The biggest architectural difference between pyanalyze and other Python type checkers is that pyanalyze imports the code it checks, while other checkers purely look at the source code. This allows features that are very difficult to achieve with a fully static type checker:

  • pyanalyze requires no special casing to understand the semantics of the @dataclass decorator, which creates a synthesized __init__ method. It simply inspects the signature of the generated method and uses that for type checking. In general, many dynamic constructs unsupported by other type checkers will work immediately with pyanalyze.

  • pyanalyze can call back into user code to customize type checking behavior. For example, the CustomCheck extension provides a way for user code to get very precise control over type checking behavior. Possible use cases include allowing only literal values, disallowing usage of Any for specific APIs, and allowing only values that can be pickled at runtime.

But pyanalyze is still a static checker, and it has some advantages over a dynamic (runtime) typechecker:

  • All code paths are checked, not just the ones that are hit in a particular run.

  • The type system can carry around more information than just the runtime type of a value. For example, pyanalyze supports NewType wrappers around runtime types.

  • pyanalyze can use type stubs such as those in typeshed for type checking.

In addition, pyanalyze checks each module mostly independently, keeping the AST for only one module in memory at once and using runtime function and module objects for computing signatures and types. This reduces memory usage and makes it easier to deal with circular dependencies.

However, this approach also has some disadvantages:

  • It is difficult to engineer an incremental mode, because that would require reloading imported modules. At Quora, we run pyanalyze locally on changed files only, which is much faster than running it on the entire codebase but does not catch issues where a change breaks type checking in an upstream module.

  • Scripts that do work on import cannot be usefully checked; you must guard execution with if __name__ == "__main__":.

  • Undefined attributes on instances of user-defined classes cannot be detected with full confidence, because the class object does not provide a good way to find out which attributes are created in the __init__ method. Currently, pyanalyze works around this by deferring detection of undefined attributes until the entire codebase has been checked, but this is fragile and not always reliable.

  • Initially, the implementation of @typing.overload did not provide a way to access the overloads at runtime, so there was no obvious way to support overloaded functions at runtime.
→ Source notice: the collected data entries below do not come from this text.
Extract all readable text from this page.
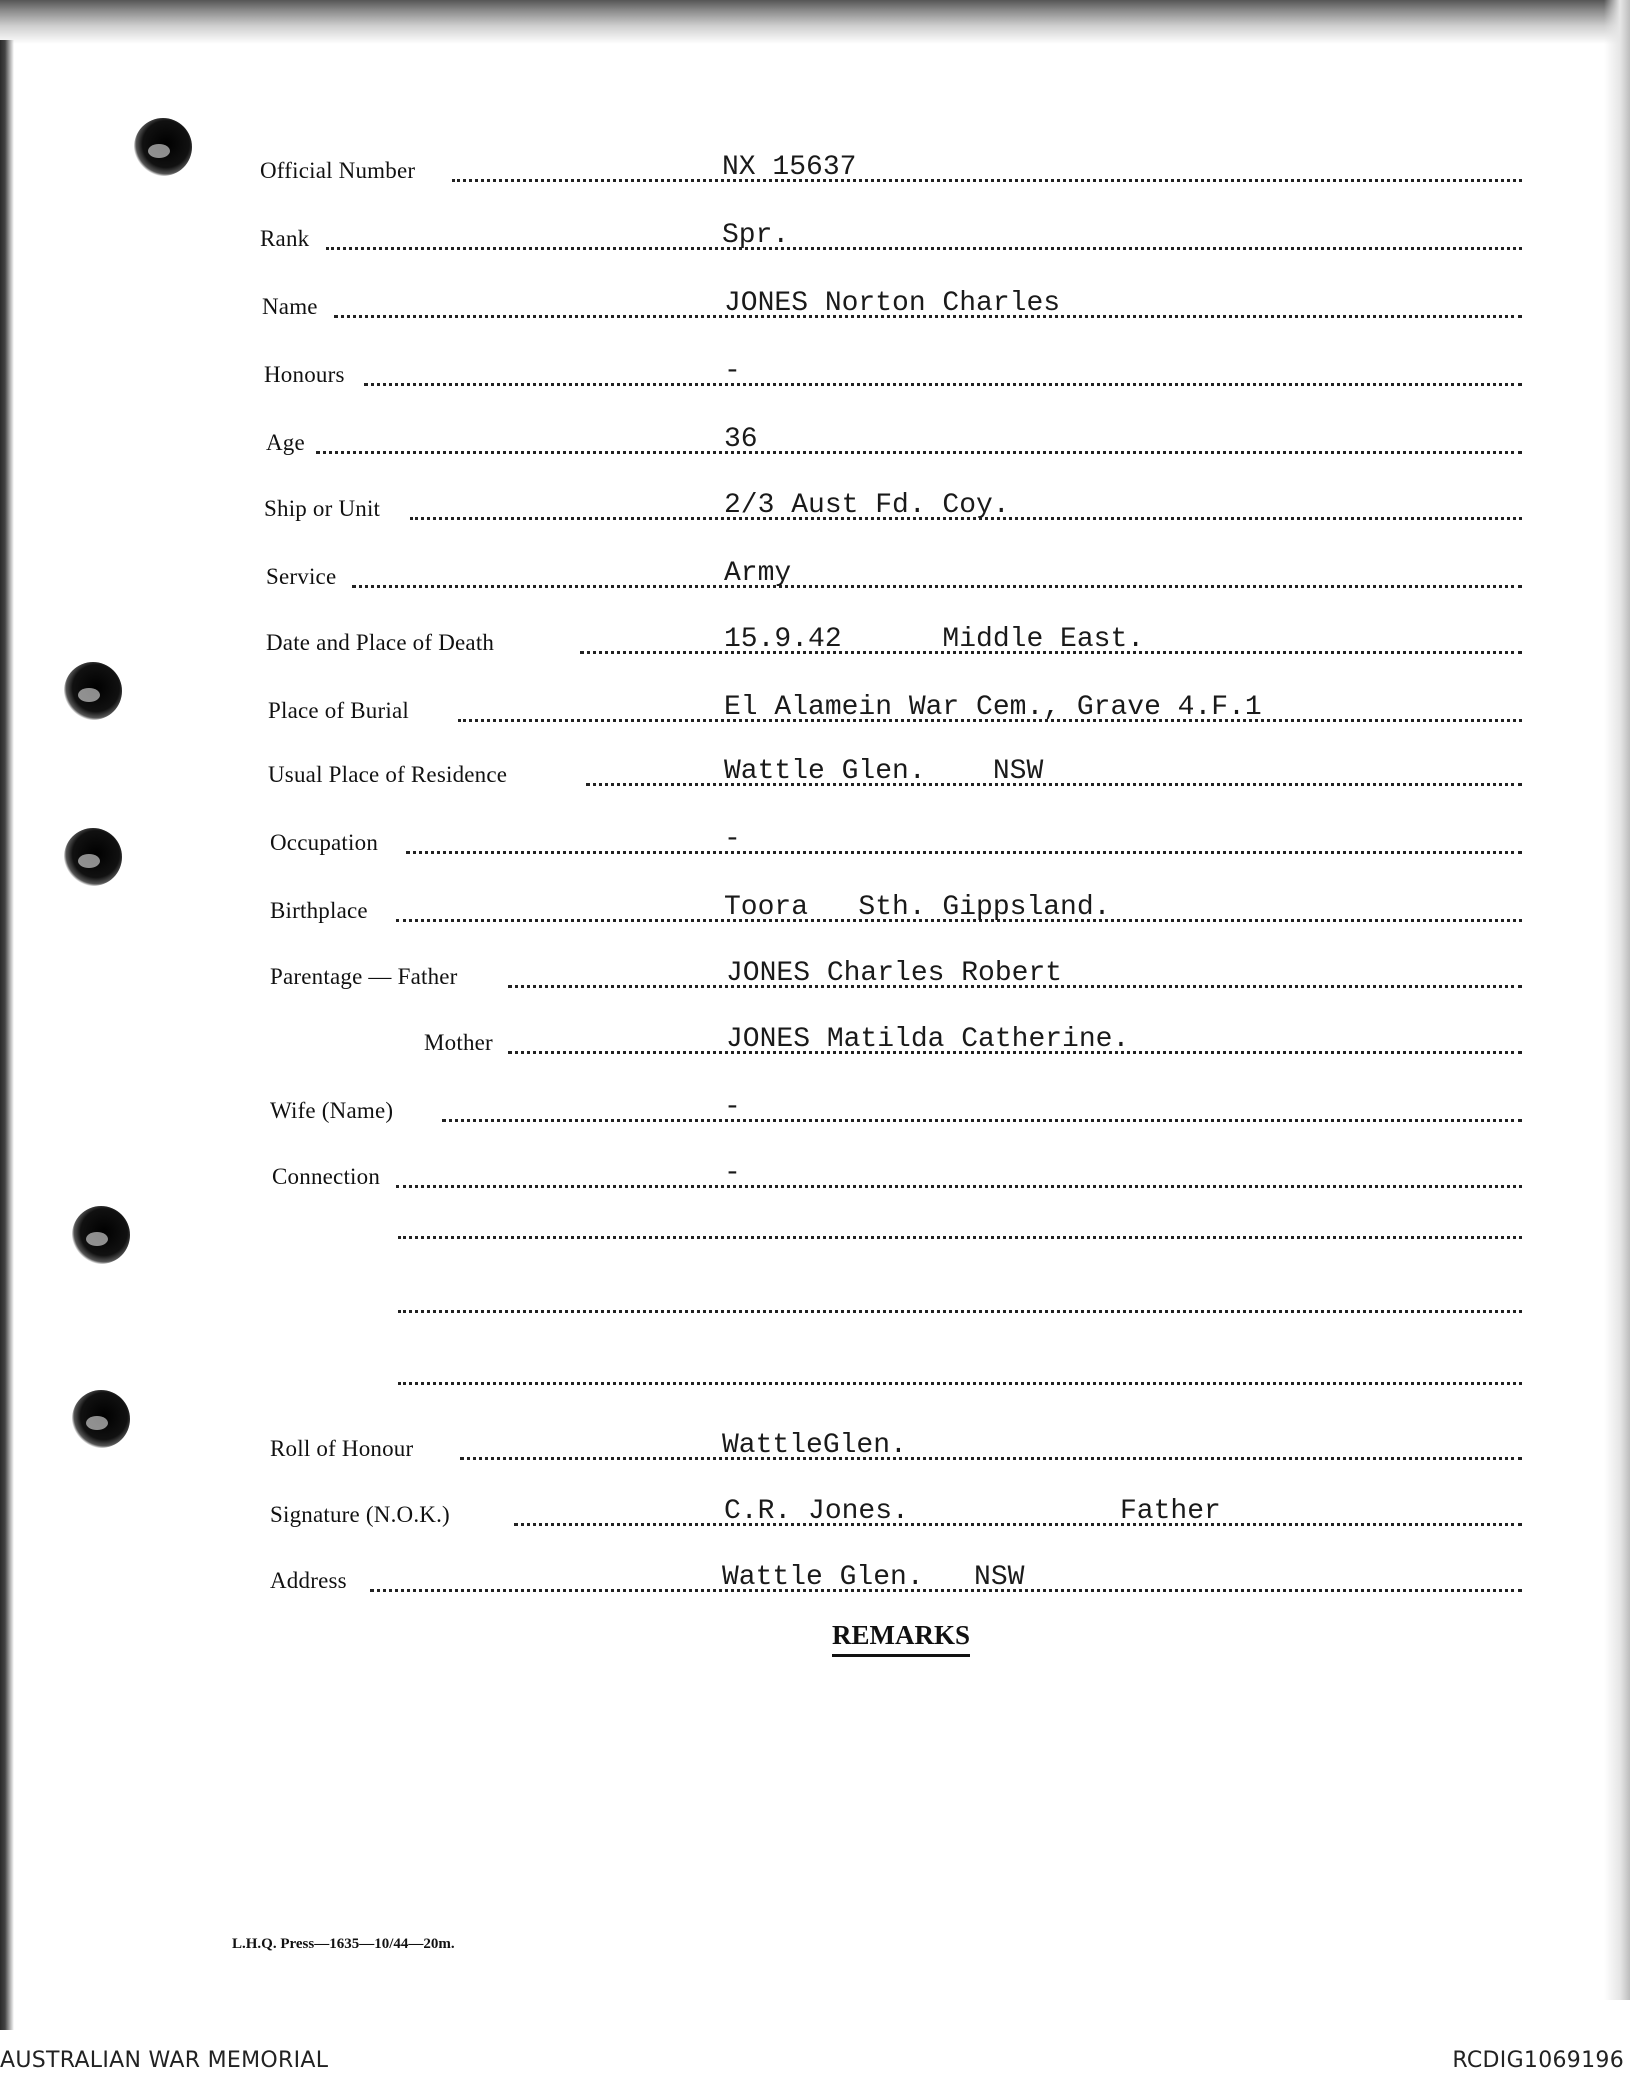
Official Number	NX 15637
Rank	Spr.
Name	JONES Norton Charles
Honours	-
Age	36
Ship or Unit	2/3 Aust Fd. Coy.
Service	Army
Date and Place of Death	15.9.42      Middle East.
Place of Burial	El Alamein War Cem., Grave 4.F.1
Usual Place of Residence	Wattle Glen.    NSW
Occupation	-
Birthplace	Toora   Sth. Gippsland.
Parentage — Father	JONES Charles Robert
Mother	JONES Matilda Catherine.
Wife (Name)	-
Connection	-
Roll of Honour	WattleGlen.
Signature (N.O.K.)	C.R. Jones.	Father
Address	Wattle Glen.   NSW
REMARKS
L.H.Q. Press—1635—10/44—20m.
AUSTRALIAN WAR MEMORIAL	RCDIG1069196
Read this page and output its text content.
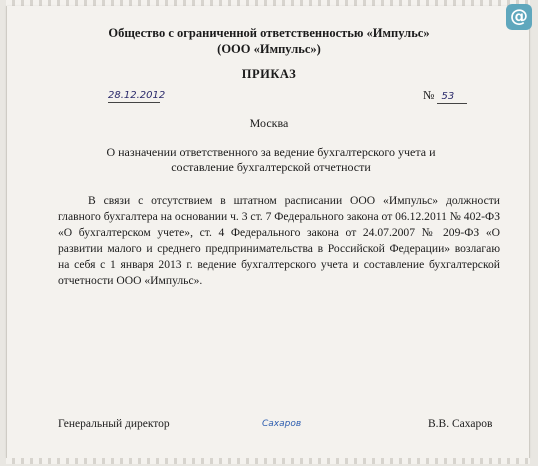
@
Общество с ограниченной ответственностью «Импульс»
(ООО «Импульс»)
ПРИКАЗ
28.12.2012	№ 53
Москва
О назначении ответственного за ведение бухгалтерского учета и составление бухгалтерской отчетности
В связи с отсутствием в штатном расписании ООО «Импульс» должности главного бухгалтера на основании ч. 3 ст. 7 Федерального закона от 06.12.2011 № 402-ФЗ «О бухгалтерском учете», ст. 4 Федерального закона от 24.07.2007 № 209-ФЗ «О развитии малого и среднего предпринимательства в Российской Федерации» возлагаю на себя с 1 января 2013 г. ведение бухгалтерского учета и составление бухгалтерской отчетности ООО «Импульс».
Генеральный директор	Сахаров	В.В. Сахаров
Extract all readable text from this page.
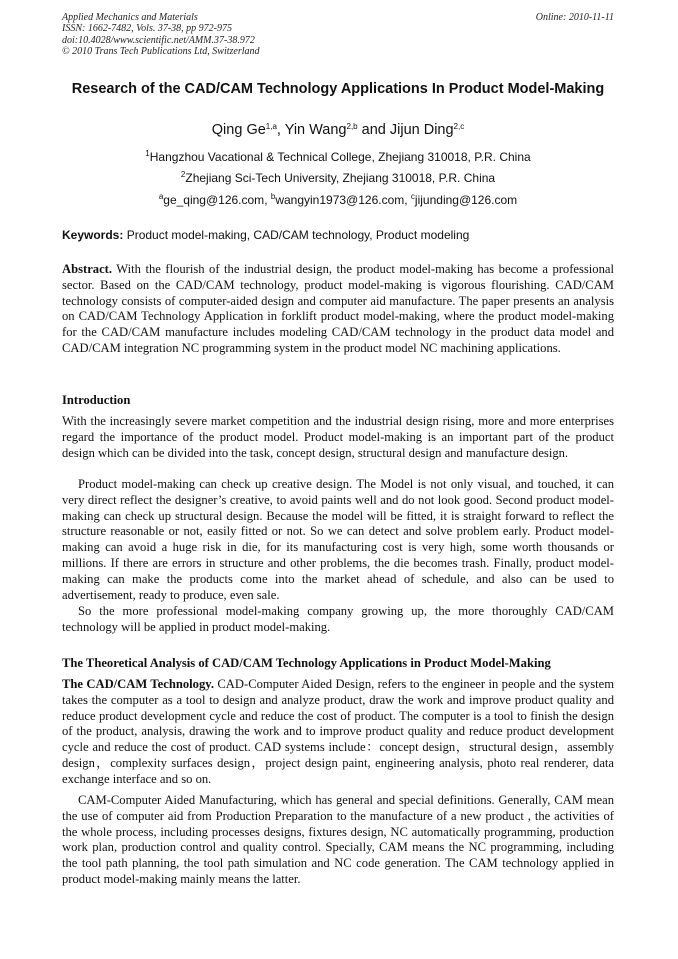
Applied Mechanics and Materials
ISSN: 1662-7482, Vols. 37-38, pp 972-975
doi:10.4028/www.scientific.net/AMM.37-38.972
© 2010 Trans Tech Publications Ltd, Switzerland
Online: 2010-11-11
Research of the CAD/CAM Technology Applications In Product Model-Making
Qing Ge$^{1,a}$, Yin Wang$^{2,b}$ and Jijun Ding$^{2,c}$
$^1$Hangzhou Vacational & Technical College, Zhejiang 310018, P.R. China
$^2$Zhejiang Sci-Tech University, Zhejiang 310018, P.R. China
$^a$ge_qing@126.com, $^b$wangyin1973@126.com, $^c$jijunding@126.com
Keywords: Product model-making, CAD/CAM technology, Product modeling
Abstract. With the flourish of the industrial design, the product model-making has become a professional sector. Based on the CAD/CAM technology, product model-making is vigorous flourishing. CAD/CAM technology consists of computer-aided design and computer aid manufacture. The paper presents an analysis on CAD/CAM Technology Application in forklift product model-making, where the product model-making for the CAD/CAM manufacture includes modeling CAD/CAM technology in the product data model and CAD/CAM integration NC programming system in the product model NC machining applications.
Introduction
With the increasingly severe market competition and the industrial design rising, more and more enterprises regard the importance of the product model. Product model-making is an important part of the product design which can be divided into the task, concept design, structural design and manufacture design.
Product model-making can check up creative design. The Model is not only visual, and touched, it can very direct reflect the designer’s creative, to avoid paints well and do not look good. Second product model-making can check up structural design. Because the model will be fitted, it is straight forward to reflect the structure reasonable or not, easily fitted or not. So we can detect and solve problem early. Product model-making can avoid a huge risk in die, for its manufacturing cost is very high, some worth thousands or millions. If there are errors in structure and other problems, the die becomes trash. Finally, product model-making can make the products come into the market ahead of schedule, and also can be used to advertisement, ready to produce, even sale.
So the more professional model-making company growing up, the more thoroughly CAD/CAM technology will be applied in product model-making.
The Theoretical Analysis of CAD/CAM Technology Applications in Product Model-Making
The CAD/CAM Technology. CAD-Computer Aided Design, refers to the engineer in people and the system takes the computer as a tool to design and analyze product, draw the work and improve product quality and reduce product development cycle and reduce the cost of product. The computer is a tool to finish the design of the product, analysis, drawing the work and to improve product quality and reduce product development cycle and reduce the cost of product. CAD systems include：concept design，structural design，assembly design，complexity surfaces design，project design paint, engineering analysis, photo real renderer, data exchange interface and so on.
CAM-Computer Aided Manufacturing, which has general and special definitions. Generally, CAM mean the use of computer aid from Production Preparation to the manufacture of a new product , the activities of the whole process, including processes designs, fixtures design, NC automatically programming, production work plan, production control and quality control. Specially, CAM means the NC programming, including the tool path planning, the tool path simulation and NC code generation. The CAM technology applied in product model-making mainly means the latter.
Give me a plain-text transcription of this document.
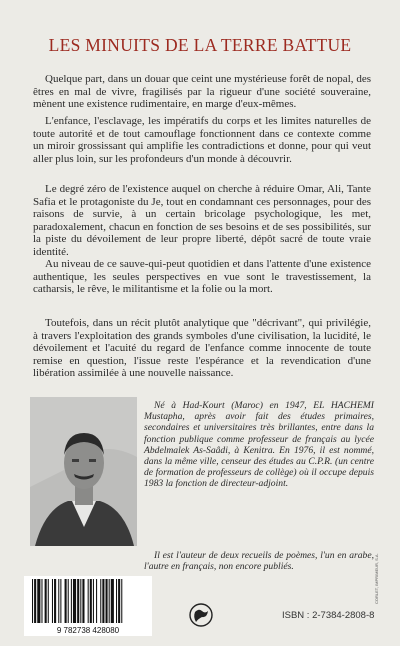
LES MINUITS DE LA TERRE BATTUE

Quelque part, dans un douar que ceint une mystérieuse forêt de nopal, des êtres en mal de vivre, fragilisés par la rigueur d'une société souveraine, mènent une existence rudimentaire, en marge d'eux-mêmes.

L'enfance, l'esclavage, les impératifs du corps et les limites naturelles de toute autorité et de tout camouflage fonctionnent dans ce contexte comme un miroir grossissant qui amplifie les contradictions et donne, pour qui veut aller plus loin, sur les profondeurs d'un monde à découvrir.

Le degré zéro de l'existence auquel on cherche à réduire Omar, Ali, Tante Safia et le protagoniste du Je, tout en condamnant ces personnages, pour des raisons de survie, à un certain bricolage psychologique, les met, paradoxalement, chacun en fonction de ses besoins et de ses possibilités, sur la piste du dévoilement de leur propre liberté, dépôt sacré de toute vraie identité.

Au niveau de ce sauve-qui-peut quotidien et dans l'attente d'une existence authentique, les seules perspectives en vue sont le travestissement, la catharsis, le rêve, le militantisme et la folie ou la mort.

Toutefois, dans un récit plutôt analytique que "décrivant", qui privilégie, à travers l'exploitation des grands symboles d'une civilisation, la lucidité, le dévoilement et l'acuité du regard de l'enfance comme innocente de toute remise en question, l'issue reste l'espérance et la revendication d'une libération assimilée à une nouvelle naissance.

Né à Had-Kourt (Maroc) en 1947, EL HACHEMI Mustapha, après avoir fait des études primaires, secondaires et universitaires très brillantes, entre dans la fonction publique comme professeur de français au lycée Abdelmalek As-Saâdi, à Kenitra. En 1976, il est nommé, dans la même ville, censeur des études au C.P.R. (un centre de formation de professeurs de collège) où il occupe depuis 1983 la fonction de directeur-adjoint.

Il est l'auteur de deux recueils de poèmes, l'un en arabe, l'autre en français, non encore publiés.

9 782738 428080
ISBN : 2-7384-2808-8
CORLET, IMPRIMEUR, S.A.
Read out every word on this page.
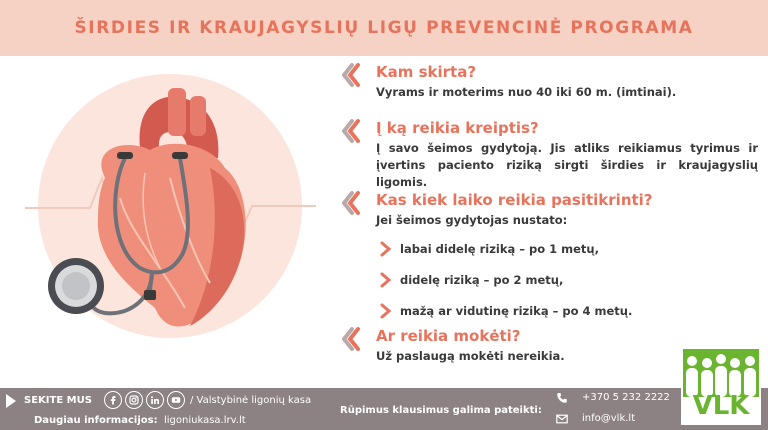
ŠIRDIES IR KRAUJAGYSLIŲ LIGŲ PREVENCINĖ PROGRAMA
Kam skirta?

Vyrams ir moterims nuo 40 iki 60 m. (imtinai).

Į ką reikia kreiptis?

Į savo šeimos gydytoją. Jis atliks reikiamus tyrimus ir įvertins paciento riziką sirgti širdies ir kraujagyslių ligomis.

Kas kiek laiko reikia pasitikrinti?

Jei šeimos gydytojas nustato:

labai didelę riziką – po 1 metų,
didelę riziką – po 2 metų,
mažą ar vidutinę riziką – po 4 metų.
Ar reikia mokėti?

Už paslaugą mokėti nereikia.

SEKITE MUS	/ Valstybinė ligonių kasa
Daugiau informacijos: ligoniukasa.lrv.lt
Rūpimus klausimus galima pateikti:
+370 5 232 2222
info@vlk.lt	VLK
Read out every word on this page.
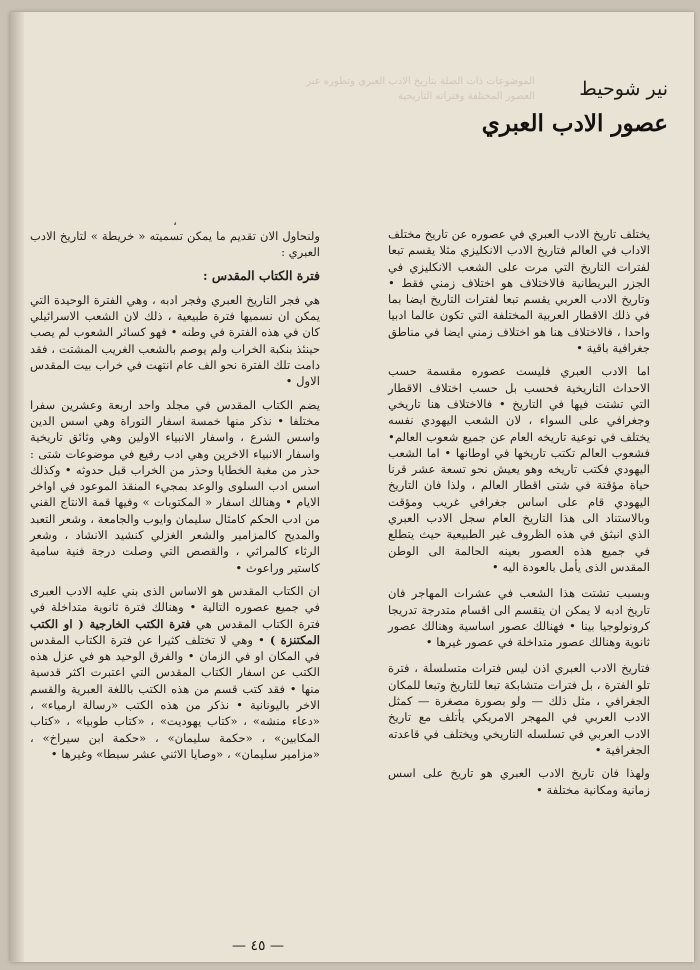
الموضوعات ذات الصلة بتاريخ الادب العبري وتطوره عبر العصور المختلفة وفتراته التاريخية نير شوحيط
عصور الادب العبري

يختلف تاريخ الادب العبري في عصوره عن تاريخ مختلف الاداب في العالم فتاريخ الادب الانكليزي مثلا يقسم تبعا لفترات التاريخ التي مرت على الشعب الانكليزي في الجزر البريطانية فالاختلاف هو اختلاف زمني فقط • وتاريخ الادب العربي يقسم تبعا لفترات التاريخ ايضا بما في ذلك الاقطار العربية المختلفة التي تكون عالما ادبيا واحدا ، فالاختلاف هنا هو اختلاف زمني ايضا في مناطق جغرافية باقية •

اما الادب العبري فليست عصوره مقسمة حسب الاحداث التاريخية فحسب بل حسب اختلاف الاقطار التي تشتت فيها في التاريخ • فالاختلاف هنا تاريخي وجغرافي على السواء ، لان الشعب اليهودي نفسه يختلف في نوعية تاريخه العام عن جميع شعوب العالم• فشعوب العالم تكتب تاريخها في اوطانها • اما الشعب اليهودي فكتب تاريخه وهو يعيش نحو تسعة عشر قرنا حياة مؤقتة في شتى اقطار العالم ، ولذا فان التاريخ اليهودي قام على اساس جغرافي غريب ومؤقت وبالاستناد الى هذا التاريخ العام سجل الادب العبري الذي انبثق في هذه الظروف غير الطبيعية حيث يتطلع في جميع هذه العصور بعينه الحالمة الى الوطن المقدس الذى يأمل بالعودة اليه •

وبسبب تشتت هذا الشعب في عشرات المهاجر فان تاريخ ادبه لا يمكن ان يتقسم الى اقسام متدرجة تدريجا كرونولوجيا بينا • فهنالك عصور اساسية وهنالك عصور ثانوية وهنالك عصور متداخلة في عصور غيرها •

فتاريخ الادب العبري اذن ليس فترات متسلسلة ، فترة تلو الفترة ، بل فترات متشابكة تبعا للتاريخ وتبعا للمكان الجغرافي ، مثل ذلك — ولو بصورة مصغرة — كمثل الادب العربي في المهجر الامريكي يأتلف مع تاريخ الادب العربي في تسلسله التاريخي ويختلف في قاعدته الجغرافية •

ولهذا فان تاريخ الادب العبري هو تاريخ على اسس زمانية ومكانية مختلفة •

،

ولنحاول الان تقديم ما يمكن تسميته « خريطة » لتاريخ الادب العبري :

فترة الكتاب المقدس :

هي فجر التاريخ العبري وفجر ادبه ، وهي الفترة الوحيدة التي يمكن ان نسميها فترة طبيعية ، ذلك لان الشعب الاسرائيلي كان في هذه الفترة في وطنه • فهو كسائر الشعوب لم يصب حينئذ بنكبة الخراب ولم يوصم بالشعب الغريب المشتت ، فقد دامت تلك الفترة نحو الف عام انتهت في خراب بيت المقدس الاول •

يضم الكتاب المقدس في مجلد واحد اربعة وعشرين سفرا مختلفا • نذكر منها خمسة اسفار التوراة وهي اسس الدين واسس الشرع ، واسفار الانبياء الاولين وهي وثائق تاريخية واسفار الانبياء الاخرين وهي ادب رفيع في موضوعات شتى : حذر من مغبة الخطايا وحذر من الخراب قبل حدوثه • وكذلك اسس ادب السلوى والوعد بمجيء المنقذ الموعود في اواخر الايام • وهنالك اسفار « المكتوبات » وفيها قمة الانتاج الفني من ادب الحكم كامثال سليمان وايوب والجامعة ، وشعر التعبد والمديح كالمزامير والشعر الغزلي كنشيد الانشاد ، وشعر الرثاء كالمراثي ، والقصص التي وصلت درجة فنية سامية كاستير وراعوث •

ان الكتاب المقدس هو الاساس الذى بني عليه الادب العبرى في جميع عصوره التالية • وهنالك فترة ثانوية متداخلة في فترة الكتاب المقدس هي فترة الكتب الخارجية ( او الكتب المكتنزة ) • وهي لا تختلف كثيرا عن فترة الكتاب المقدس في المكان او في الزمان • والفرق الوحيد هو في عزل هذه الكتب عن اسفار الكتاب المقدس التي اعتبرت اكثر قدسية منها • فقد كتب قسم من هذه الكتب باللغة العبرية والقسم الاخر باليونانية • نذكر من هذه الكتب «رسالة ارمياء» ، «دعاء منشه» ، «كتاب يهوديت» ، «كتاب طوبيا» ، «كتاب المكابين» ، «حكمة سليمان» ، «حكمة ابن سيراخ» ، «مزامير سليمان» ، «وصايا الاثني عشر سبطا» وغيرها •

— ٤٥ —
However, this was fixed in Python 3.11.

When should I use pyanalyze?

If you have a complex Python codebase and want to make sure it stays maintainable and stable, using a type checker is a great option. There are several options for type checking Python code (listed in the typing documentation). Unique advantages of pyanalyze include:

  • Better support for dynamic constructs and configurability thanks to its semi-static architecture (see “What makes pyanalyze different?” above).

  • Support for specific checks, such as finding missing f prefixes in f-strings, finding missing await statements, detecting possibly undefined names, and warning about conditions on objects of suspicious types.

  • Type system extensions such as CustomCheck, ParameterTypeGuard, and ExternalType.

  • Strong support for checking code that uses the asynq framework.

What is the history of pyanalyze?

The first incarnation of pyanalyze dates back to July 2015 and merely detected undefined names. It was soon extended to detect incompatible function calls, find unused code, and perform some basic type checking.

For context, pytype was started in March 2015 and mypy in 2012. PEP 484 was accepted in 2015.

The initial version was closely tied to Quora’s internal code structure, but in June 2017 it was split off into its own internal package, now named pyanalyze. By then, it had strong support for asynq and supported customization through implementation functions. After Quora moved to Python 3, pyanalyze gained support for parsing type annotations and its typing support moved closer to the standard type system.

The first public release was in May 2020. Since then, work has focused on providing full support for the Python type system, including Annotated, Callable, TypeVar, and TypeGuard.